Hoofdstuk 3 is het hoofdstuk waarin een modelspoorbaan van 4 x 6 m bekeken wordt, waaraan 4 jaar aan gewerkt is. Er is 8 m² rangeerterrein in deze baan verwerkt. Rails en wissels zijn zelfbouw en het hele traject is voorzien van bovenleiding. De 8 spoorbruggen zijn van karton gemaakt. Door de baan lay-out zijn 40 trajecten mogelijk; de langste hiervan is 50 m.

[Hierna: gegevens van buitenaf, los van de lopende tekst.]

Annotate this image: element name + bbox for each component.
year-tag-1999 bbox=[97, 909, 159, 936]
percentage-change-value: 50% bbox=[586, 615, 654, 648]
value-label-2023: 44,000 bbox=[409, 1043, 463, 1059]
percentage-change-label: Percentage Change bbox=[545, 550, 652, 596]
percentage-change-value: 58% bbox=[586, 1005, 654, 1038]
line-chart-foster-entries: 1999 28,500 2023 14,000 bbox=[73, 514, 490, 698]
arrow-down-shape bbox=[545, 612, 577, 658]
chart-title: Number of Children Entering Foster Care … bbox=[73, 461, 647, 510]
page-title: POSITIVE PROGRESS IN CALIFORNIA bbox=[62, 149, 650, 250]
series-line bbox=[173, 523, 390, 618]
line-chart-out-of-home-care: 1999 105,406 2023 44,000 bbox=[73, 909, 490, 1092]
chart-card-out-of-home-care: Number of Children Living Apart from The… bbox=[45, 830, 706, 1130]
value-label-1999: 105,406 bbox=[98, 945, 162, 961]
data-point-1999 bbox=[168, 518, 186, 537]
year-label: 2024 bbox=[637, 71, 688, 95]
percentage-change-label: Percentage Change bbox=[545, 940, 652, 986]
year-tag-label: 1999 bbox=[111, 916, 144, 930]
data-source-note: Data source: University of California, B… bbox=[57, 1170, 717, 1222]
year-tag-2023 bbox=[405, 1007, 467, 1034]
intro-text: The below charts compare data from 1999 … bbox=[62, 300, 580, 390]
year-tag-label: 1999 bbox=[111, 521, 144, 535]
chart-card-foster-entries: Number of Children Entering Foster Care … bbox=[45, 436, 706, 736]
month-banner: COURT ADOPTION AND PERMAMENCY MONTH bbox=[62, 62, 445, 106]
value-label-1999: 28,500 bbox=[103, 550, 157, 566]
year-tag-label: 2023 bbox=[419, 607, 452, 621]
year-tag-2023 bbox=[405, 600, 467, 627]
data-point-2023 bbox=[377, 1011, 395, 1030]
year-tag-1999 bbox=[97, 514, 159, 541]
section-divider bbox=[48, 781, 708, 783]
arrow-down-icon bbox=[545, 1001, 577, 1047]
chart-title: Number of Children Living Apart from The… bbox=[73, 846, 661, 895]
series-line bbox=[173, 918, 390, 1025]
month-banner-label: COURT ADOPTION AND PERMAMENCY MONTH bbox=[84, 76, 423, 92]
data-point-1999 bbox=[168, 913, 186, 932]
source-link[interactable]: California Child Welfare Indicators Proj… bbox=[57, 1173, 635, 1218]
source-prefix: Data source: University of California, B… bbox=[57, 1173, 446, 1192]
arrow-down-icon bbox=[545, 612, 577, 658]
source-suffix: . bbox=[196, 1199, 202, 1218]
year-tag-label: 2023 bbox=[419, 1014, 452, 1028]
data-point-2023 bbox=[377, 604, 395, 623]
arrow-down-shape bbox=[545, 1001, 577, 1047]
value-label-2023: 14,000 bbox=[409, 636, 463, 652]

In hoofdstuk 4 een overzicht van de TEE-treinen die in de jaren ’60 door Europa reden. Minder bekend is de TEEM, snelle goederenvervoersverbindingen door West- en Oost-Europa. Het principe van de TEEM is hetzelfde als van de TEE.
Hoofdstuk 5 voert de schrijver als reiziger mee over alle spoortrajecten van de hier beschreven baan. Deze baan is gebouwd door een ingenieur. Als de schrijver “terug” is van zijn reis, neemt hij achtereenvolgens het uitgebreide baanplan, de opbouw en tot slot de elektrotechniek van deze baan onder de loep.
Hoofdstuk 6: de industriebaan met als grote voorbeeld de Hoogovens in IJmuiden. In de jaren ’60 ligt daar 130 km spoor en 40 wissels. Er rijden 30 eigen diesellocomotieven, die per 24 uur 350 – 400 treinen verslepen. Dit alles wordt vanuit één centraal seinhuis geregeld. Vandaar heeft men via praatpalen contact met de rangeerders en machinisten.
Het volgende hoofdstuk beschrijft 3 kleine banen, te beginnen met een kleine stadsbaan (200 x 115 cm) die in een Faller-brochure beschreven staat. Weinig of geen landschap, maar voornamelijk stedelijke bebouwing. Ook de 2e baan is een kleine stadsbaan; deze is volledig geautomatiseerd. De 3e baan heeft de afmeting van 1.00 m x 2.75 m. Rails en rollend materieel komt uit de Fleischmann-fabrieken.
De Belgische spoorwegen zijn het onderwerp van het 8e hoofdstuk. Op 5 pagina’s de belangrijkste Belgische locomotieven en treinstellen uit de jaren ‘60.
In hoofdstuk 9 staat een baan die in 1957 in het Faller Modellbaumagazin werd beschreven. Het is een baan in L-vorm, die door zijn opbouw ook geschikt is voor kleinere ruimten. Ondanks de geringe afmetingen biedt deze baan veel rijmogelijkheden.
De collectie van het Spoorwegmuseum in de jaren ’60 wordt in hoofdstuk 10 bekeken. Verschillende vervoersmaatschappijen hebben één of meer objecten geschonken of in bruikleen afgestaan. Dit kan variëren van 1:1 locomotieven en gebruiksvoorwerpen tot schaalmodellen van treinen, locomotieven, gebouwen en bruggen, gebruiksvoorwerpen, enzovoort.
Ergens in Aalten ligt een grote spoorbaan in de schaal TT, 1:120. Door de kleinere schaal dan H0, kan op het oppervlak van 10 m x 6 m een “grotere” baan gebouwd worden. Deze baan telt 3 stations, waarvan 1 als hoofdstation dienst doet. De baan is geheel geautomatiseerd. Het materieel is van Rokal; 9 stoomloc’s trekken de diverse treinen.
Het 12e en laatste hoofdstuk beschrijft 2 grote model“werelden” in Nederland: Madurodam en Miniatuur Walcheren. Niet de spoorbanen, maar de scenery is eigenlijk het onderwerp, als “groot” voorbeeld voor onze 1:87 banen.
Na de gebruikelijke literatuurlijst volgt nog een opsomming van de belangrijkste spoorwegmusea en modelbanen in Europa.
Een groot aantal zwart/wit foto’s en tekeningen van baanplannen vullen de tekst aan.